By then he and King had lost touch. “I didn’t want her to think I was using our friendship for any reason, so I didn’t want to get in touch until I had something huge to show her,” he recalls. “So, when Can’t Buy a Thrill was done, I called Carole and said, ‘I want to play you something.’ She heard it and said, ‘This is going to be a monster.’ She knew.”

His time with Steely Dan was brief. By 1973, Donald Fagen had decided that he would front the band and Palmer was out. “The writing was kind of on the wall. They operate in a certain way but I have to say that for many years afterward I had no trouble with royalties or anything like that for years afterward. They treated me very well,” he says. (Palmer did file suit against Steely Dan in 2014 over unpaid digital royalties.) 

King called him for “Jazzman” around that time and their friendship—although not a close one, he adds—continues to this day. Palmer rode out the 1970s with Wha-Koo, a band that had little success on these shores but was very popular in other markets. By 2002 Palmer had ditched the music industry in favor of photography. “I had looked in the mirror one day and said, ‘I hate this industry.’ The music wasn’t very good and I started to sound like my parents, ‘I hate this music.’ I picked up a camera one day and was excited again. I found something that I really love to do.”

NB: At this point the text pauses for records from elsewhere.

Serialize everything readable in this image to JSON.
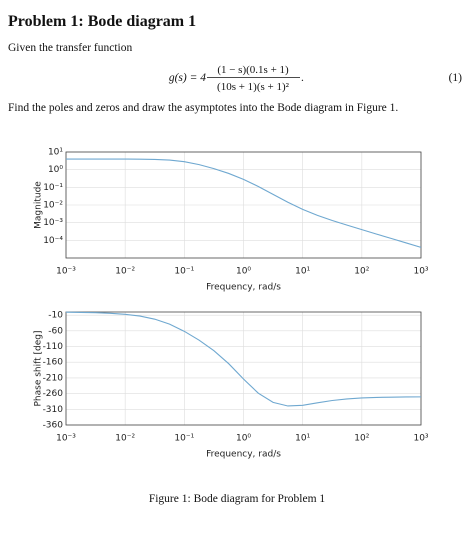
{
  "title": "Problem 1: Bode diagram 1",
  "intro": "Given the transfer function",
  "equation": {
    "lhs": "g(s) = 4",
    "numerator": "(1 − s)(0.1s + 1)",
    "denominator": "(10s + 1)(s + 1)²",
    "punct": ".",
    "number": "(1)"
  },
  "instruction": "Find the poles and zeros and draw the asymptotes into the Bode diagram in Figure 1.",
  "caption": "Figure 1: Bode diagram for Problem 1",
  "chart_data": [
    {
      "type": "line",
      "xlabel": "Frequency, rad/s",
      "ylabel": "Magnitude",
      "log_x": true,
      "log_y": true,
      "grid": true,
      "x": [
        0.001,
        0.001778,
        0.003162,
        0.005623,
        0.01,
        0.01778,
        0.03162,
        0.05623,
        0.1,
        0.1778,
        0.3162,
        0.5623,
        1,
        1.778,
        3.162,
        5.623,
        10,
        17.78,
        31.62,
        56.23,
        100,
        177.8,
        316.2,
        562.3,
        1000
      ],
      "series": [
        {
          "color": "#6fa8d0",
          "values": [
            4.0,
            3.999,
            3.998,
            3.994,
            3.98,
            3.938,
            3.812,
            3.481,
            2.814,
            1.93,
            1.15,
            0.6115,
            0.2828,
            0.1118,
            0.03998,
            0.01429,
            0.005629,
            0.002577,
            0.001326,
            0.0007225,
            0.000402,
            0.0002253,
            0.0001266,
            7.115e-05,
            4e-05
          ]
        }
      ],
      "xlim": [
        0.001,
        1000
      ],
      "ylim": [
        1e-05,
        10
      ],
      "xticks": [
        {
          "value": 0.001,
          "label": "10⁻³"
        },
        {
          "value": 0.01,
          "label": "10⁻²"
        },
        {
          "value": 0.1,
          "label": "10⁻¹"
        },
        {
          "value": 1,
          "label": "10⁰"
        },
        {
          "value": 10,
          "label": "10¹"
        },
        {
          "value": 100,
          "label": "10²"
        },
        {
          "value": 1000,
          "label": "10³"
        }
      ],
      "yticks": [
        {
          "value": 10,
          "label": "10¹"
        },
        {
          "value": 1,
          "label": "10⁰"
        },
        {
          "value": 0.1,
          "label": "10⁻¹"
        },
        {
          "value": 0.01,
          "label": "10⁻²"
        },
        {
          "value": 0.001,
          "label": "10⁻³"
        },
        {
          "value": 0.0001,
          "label": "10⁻⁴"
        }
      ]
    },
    {
      "type": "line",
      "xlabel": "Frequency, rad/s",
      "ylabel": "Phase shift [deg]",
      "log_x": true,
      "log_y": false,
      "grid": true,
      "x": [
        0.001,
        0.001778,
        0.003162,
        0.005623,
        0.01,
        0.01778,
        0.03162,
        0.05623,
        0.1,
        0.1778,
        0.3162,
        0.5623,
        1,
        1.778,
        3.162,
        5.623,
        10,
        17.78,
        31.62,
        56.23,
        100,
        177.8,
        316.2,
        562.3,
        1000
      ],
      "series": [
        {
          "color": "#6fa8d0",
          "values": [
            -0.74,
            -1.31,
            -2.34,
            -4.15,
            -7.37,
            -13.03,
            -22.8,
            -38.68,
            -61.56,
            -89.87,
            -123.29,
            -164.75,
            -213.58,
            -258.65,
            -287.99,
            -299.39,
            -297.29,
            -289.37,
            -281.94,
            -276.92,
            -273.93,
            -272.22,
            -271.25,
            -270.7,
            -270.39
          ]
        }
      ],
      "xlim": [
        0.001,
        1000
      ],
      "ylim": [
        -360,
        0
      ],
      "xticks": [
        {
          "value": 0.001,
          "label": "10⁻³"
        },
        {
          "value": 0.01,
          "label": "10⁻²"
        },
        {
          "value": 0.1,
          "label": "10⁻¹"
        },
        {
          "value": 1,
          "label": "10⁰"
        },
        {
          "value": 10,
          "label": "10¹"
        },
        {
          "value": 100,
          "label": "10²"
        },
        {
          "value": 1000,
          "label": "10³"
        }
      ],
      "yticks": [
        -10,
        -60,
        -110,
        -160,
        -210,
        -260,
        -310,
        -360
      ]
    }
  ]
}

Kortchmar went on to co-write some of Don Henley’s biggest hits in the 1980s and drummer Jim Gordon became an integral member of Derek and the Dominoes, authoring the gorgeous piano coda heard on “Layla”. Larkey and King married and remained so through half of the 1970s; he took up sessions with a wide range of artists. But the 1970s proved a dark time for the drummer and the man who’d once been an in-demand session musician became increasingly erratic in his behavior. Palmer had run into him on the road during his Steely Dan days and, later, while trying to put together a post Wha-Koo band, looked up his old friend.

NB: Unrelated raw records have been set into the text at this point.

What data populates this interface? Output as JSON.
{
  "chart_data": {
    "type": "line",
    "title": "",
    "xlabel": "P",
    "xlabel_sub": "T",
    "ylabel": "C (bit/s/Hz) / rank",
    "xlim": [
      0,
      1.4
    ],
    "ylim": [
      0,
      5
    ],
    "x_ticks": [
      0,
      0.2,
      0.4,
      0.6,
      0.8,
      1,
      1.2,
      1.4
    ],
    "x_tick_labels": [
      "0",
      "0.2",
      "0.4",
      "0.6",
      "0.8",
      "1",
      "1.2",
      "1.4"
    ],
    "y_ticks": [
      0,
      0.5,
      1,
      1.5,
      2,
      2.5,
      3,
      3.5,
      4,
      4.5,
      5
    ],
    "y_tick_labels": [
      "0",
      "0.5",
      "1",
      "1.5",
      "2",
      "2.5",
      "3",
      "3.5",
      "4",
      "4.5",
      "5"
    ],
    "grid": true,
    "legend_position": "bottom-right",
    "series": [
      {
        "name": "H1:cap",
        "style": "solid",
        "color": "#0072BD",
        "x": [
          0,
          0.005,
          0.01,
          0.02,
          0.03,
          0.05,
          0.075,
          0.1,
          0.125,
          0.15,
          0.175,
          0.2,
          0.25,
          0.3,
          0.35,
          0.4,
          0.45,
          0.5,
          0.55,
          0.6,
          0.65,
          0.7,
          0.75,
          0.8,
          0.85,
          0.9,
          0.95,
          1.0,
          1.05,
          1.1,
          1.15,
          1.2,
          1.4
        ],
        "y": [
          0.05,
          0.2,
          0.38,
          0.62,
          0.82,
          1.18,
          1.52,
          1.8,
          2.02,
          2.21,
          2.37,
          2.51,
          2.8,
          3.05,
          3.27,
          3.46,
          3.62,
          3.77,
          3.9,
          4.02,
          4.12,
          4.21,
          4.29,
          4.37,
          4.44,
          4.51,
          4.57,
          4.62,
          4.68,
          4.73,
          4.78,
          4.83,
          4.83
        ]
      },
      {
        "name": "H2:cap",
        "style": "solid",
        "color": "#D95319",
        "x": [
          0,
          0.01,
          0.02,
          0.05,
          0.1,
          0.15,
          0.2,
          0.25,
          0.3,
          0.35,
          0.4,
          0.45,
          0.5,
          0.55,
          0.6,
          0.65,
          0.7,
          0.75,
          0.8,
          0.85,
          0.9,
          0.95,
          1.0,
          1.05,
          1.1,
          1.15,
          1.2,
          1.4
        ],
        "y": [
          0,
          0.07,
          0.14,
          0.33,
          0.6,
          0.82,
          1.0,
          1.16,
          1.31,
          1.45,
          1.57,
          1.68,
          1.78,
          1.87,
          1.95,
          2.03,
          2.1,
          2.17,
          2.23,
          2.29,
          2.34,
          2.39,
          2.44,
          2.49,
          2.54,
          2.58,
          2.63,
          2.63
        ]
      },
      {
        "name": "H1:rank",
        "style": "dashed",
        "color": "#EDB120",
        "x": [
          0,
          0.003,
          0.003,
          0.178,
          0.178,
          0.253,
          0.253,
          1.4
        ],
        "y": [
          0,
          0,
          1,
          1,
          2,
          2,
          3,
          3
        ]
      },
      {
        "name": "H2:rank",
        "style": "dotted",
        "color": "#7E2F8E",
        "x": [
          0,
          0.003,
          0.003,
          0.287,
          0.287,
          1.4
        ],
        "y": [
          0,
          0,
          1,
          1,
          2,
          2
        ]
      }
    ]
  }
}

“I went to see him one night and talk about putting a band together. And he was not there. There was some real illness going on with him. I didn’t realize that he was schizophrenic. There was no outward manifestation of the illness other than he was just shut down,” Palmer recalls.

It wasn’t long after that meeting that Gordon attacked and murdered his elderly mother. He is serving a sentence at a California prison and is eligible for parole again 2018 when he will be 73. Palmer says he knows someone who sees Gordon on a semi-regular basis but the final diagnosis is this: “It’s so sad.”

Light in the Attic’s new reissue of Now That Everything’s Been Said will no doubt spark some new interest in the band, even if there’s little chance that King, Kortchmar or Larkey will do much to mark the occasion, although none of them have ever discussed the record in anything less than positive terms. As for Palmer, he says he’s aware that there’s been some interest in recent years over the lost singles of The Myddle Class and that maybe, if legal cobwebs were to be untangled and the stars were to align, music lovers would be able to hear that group and discover it too.